By Tom Lochner Contra Costa Times 10/15/2014
Tanker rail containers are photographed along Waterfront Road in Martinez, Calif., on Tuesday, Sept. 2, 2014. (Doug Duran/Bay Area News Group)
BERKELEY — A revised environmental report for a rail expansion project at a petroleum refinery on the Central California coast that could bring ¿crude oil by trains through densely populated East Bay cities has been published by San Luis Obispo County, the lead agency overseeing the project.
The Phillips 66 Company Rail Spur Extension Project envisions bringing unit trains with 80 tank cars plus locomotives and supporting cars to a new crude oil unloading facility in Santa Maria from the north or from the south along tracks owned by the Union Pacific Railroad.
The approach from the south would be through the Los Angeles area and up the Pacific Coast.
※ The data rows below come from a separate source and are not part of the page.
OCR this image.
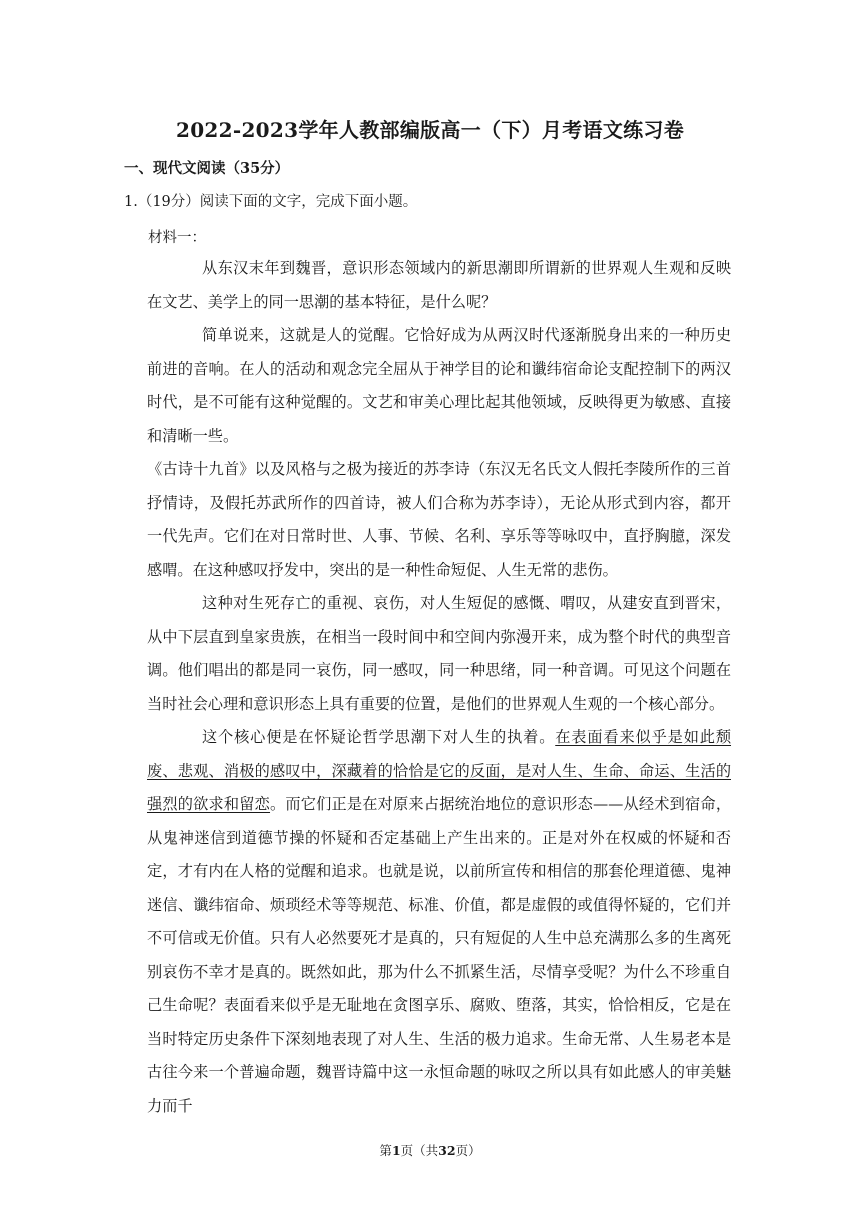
2022-2023学年人教部编版高一（下）月考语文练习卷
一、现代文阅读（35分）
1.（19分）阅读下面的文字，完成下面小题。
材料一：

从东汉末年到魏晋，意识形态领域内的新思潮即所谓新的世界观人生观和反映在文艺、美学上的同一思潮的基本特征，是什么呢？

简单说来，这就是人的觉醒。它恰好成为从两汉时代逐渐脱身出来的一种历史前进的音响。在人的活动和观念完全屈从于神学目的论和谶纬宿命论支配控制下的两汉时代，是不可能有这种觉醒的。文艺和审美心理比起其他领域，反映得更为敏感、直接和清晰一些。

《古诗十九首》以及风格与之极为接近的苏李诗（东汉无名氏文人假托李陵所作的三首抒情诗，及假托苏武所作的四首诗，被人们合称为苏李诗），无论从形式到内容，都开一代先声。它们在对日常时世、人事、节候、名利、享乐等等咏叹中，直抒胸臆，深发感喟。在这种感叹抒发中，突出的是一种性命短促、人生无常的悲伤。

这种对生死存亡的重视、哀伤，对人生短促的感慨、喟叹，从建安直到晋宋，从中下层直到皇家贵族，在相当一段时间中和空间内弥漫开来，成为整个时代的典型音调。他们唱出的都是同一哀伤，同一感叹，同一种思绪，同一种音调。可见这个问题在当时社会心理和意识形态上具有重要的位置，是他们的世界观人生观的一个核心部分。

这个核心便是在怀疑论哲学思潮下对人生的执着。在表面看来似乎是如此颓废、悲观、消极的感叹中，深藏着的恰恰是它的反面，是对人生、生命、命运、生活的强烈的欲求和留恋。而它们正是在对原来占据统治地位的意识形态——从经术到宿命，从鬼神迷信到道德节操的怀疑和否定基础上产生出来的。正是对外在权威的怀疑和否定，才有内在人格的觉醒和追求。也就是说，以前所宣传和相信的那套伦理道德、鬼神迷信、谶纬宿命、烦琐经术等等规范、标准、价值，都是虚假的或值得怀疑的，它们并不可信或无价值。只有人必然要死才是真的，只有短促的人生中总充满那么多的生离死别哀伤不幸才是真的。既然如此，那为什么不抓紧生活，尽情享受呢？为什么不珍重自己生命呢？表面看来似乎是无耻地在贪图享乐、腐败、堕落，其实，恰恰相反，它是在当时特定历史条件下深刻地表现了对人生、生活的极力追求。生命无常、人生易老本是古往今来一个普遍命题，魏晋诗篇中这一永恒命题的咏叹之所以具有如此感人的审美魅力而千

第1页（共32页）
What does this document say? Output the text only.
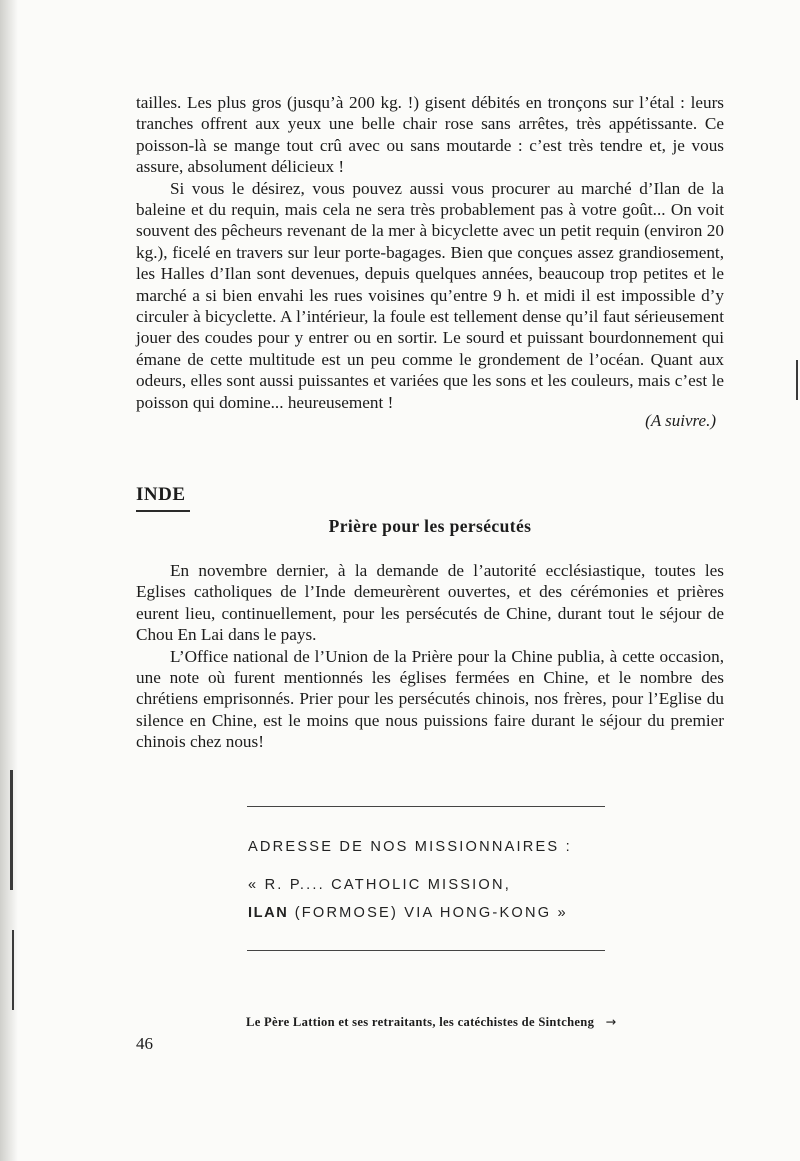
tailles. Les plus gros (jusqu’à 200 kg. !) gisent débités en tronçons sur l’étal : leurs tranches offrent aux yeux une belle chair rose sans arrêtes, très appétissante. Ce poisson-là se mange tout crû avec ou sans moutarde : c’est très tendre et, je vous assure, absolument délicieux !

Si vous le désirez, vous pouvez aussi vous procurer au marché d’Ilan de la baleine et du requin, mais cela ne sera très probablement pas à votre goût... On voit souvent des pêcheurs revenant de la mer à bicyclette avec un petit requin (environ 20 kg.), ficelé en travers sur leur porte-bagages. Bien que conçues assez grandiosement, les Halles d’Ilan sont devenues, depuis quelques années, beaucoup trop petites et le marché a si bien envahi les rues voisines qu’entre 9 h. et midi il est impossible d’y circuler à bicyclette. A l’intérieur, la foule est tellement dense qu’il faut sérieusement jouer des coudes pour y entrer ou en sortir. Le sourd et puissant bourdonnement qui émane de cette multitude est un peu comme le grondement de l’océan. Quant aux odeurs, elles sont aussi puissantes et variées que les sons et les couleurs, mais c’est le poisson qui domine... heureusement !

(A suivre.)
INDE
Prière pour les persécutés

En novembre dernier, à la demande de l’autorité ecclésiastique, toutes les Eglises catholiques de l’Inde demeurèrent ouvertes, et des cérémonies et prières eurent lieu, continuellement, pour les persécutés de Chine, durant tout le séjour de Chou En Lai dans le pays.

L’Office national de l’Union de la Prière pour la Chine publia, à cette occasion, une note où furent mentionnés les églises fermées en Chine, et le nombre des chrétiens emprisonnés. Prier pour les persécutés chinois, nos frères, pour l’Eglise du silence en Chine, est le moins que nous puissions faire durant le séjour du premier chinois chez nous!

ADRESSE DE NOS MISSIONNAIRES :
« R. P.... CATHOLIC MISSION,
ILAN (FORMOSE) VIA HONG-KONG »
Le Père Lattion et ses retraitants, les catéchistes de Sintcheng →
46
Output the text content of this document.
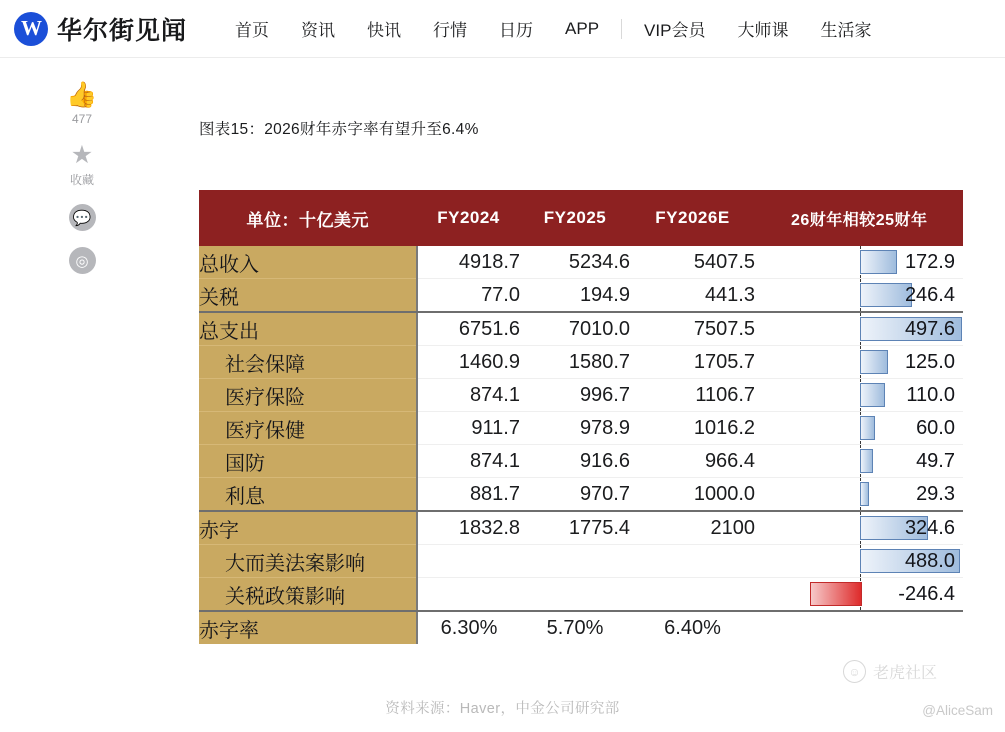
W 华尔街见闻	首页	资讯	快讯	行情	日历	APP	VIP会员	大师课	生活家
👍
477
★
收藏
💬
◎
图表15：2026财年赤字率有望升至6.4%
单位：十亿美元	FY2024	FY2025	FY2026E	26财年相较25财年
总收入	4918.7	5234.6	5407.5	172.9

关税	77.0	194.9	441.3	246.4

总支出	6751.6	7010.0	7507.5	497.6

社会保障	1460.9	1580.7	1705.7	125.0

医疗保险	874.1	996.7	1106.7	110.0

医疗保健	911.7	978.9	1016.2	60.0

国防	874.1	916.6	966.4	49.7

利息	881.7	970.7	1000.0	29.3

赤字	1832.8	1775.4	2100	324.6

大而美法案影响				488.0

关税政策影响				-246.4

赤字率	6.30%	5.70%	6.40%	
资料来源：Haver，中金公司研究部
☺ 老虎社区
@AliceSam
An approach from the north would go along the Amtrak Capitol Corridor from Martinez via Richmond, Berkeley and Emeryville to Oakland, and from there south along the Capitol Corridor or Coast Starlight route via Hayward, Fremont and Santa Clara to San Jose and on to Santa Maria.
The prospect of trains loaded with crude oil has raised concerns of residents and public officials worried about the specter of exploding trains as well as other consequences. There have been several crude oil train explosions in North America over the last two years, including one in Quebec in July 2013 that killed 47 people.
In March, the Berkeley and Richmond city councils voted unanimously to oppose the transport of crude oil by rail through the East Bay. Days later, the San Luis Obispo County Department of Planning and Building announced it would recirculate the original draft report due to the large volume of comments it had generated, many of them complaining that certain impacts and dangers of the project had not been addressed.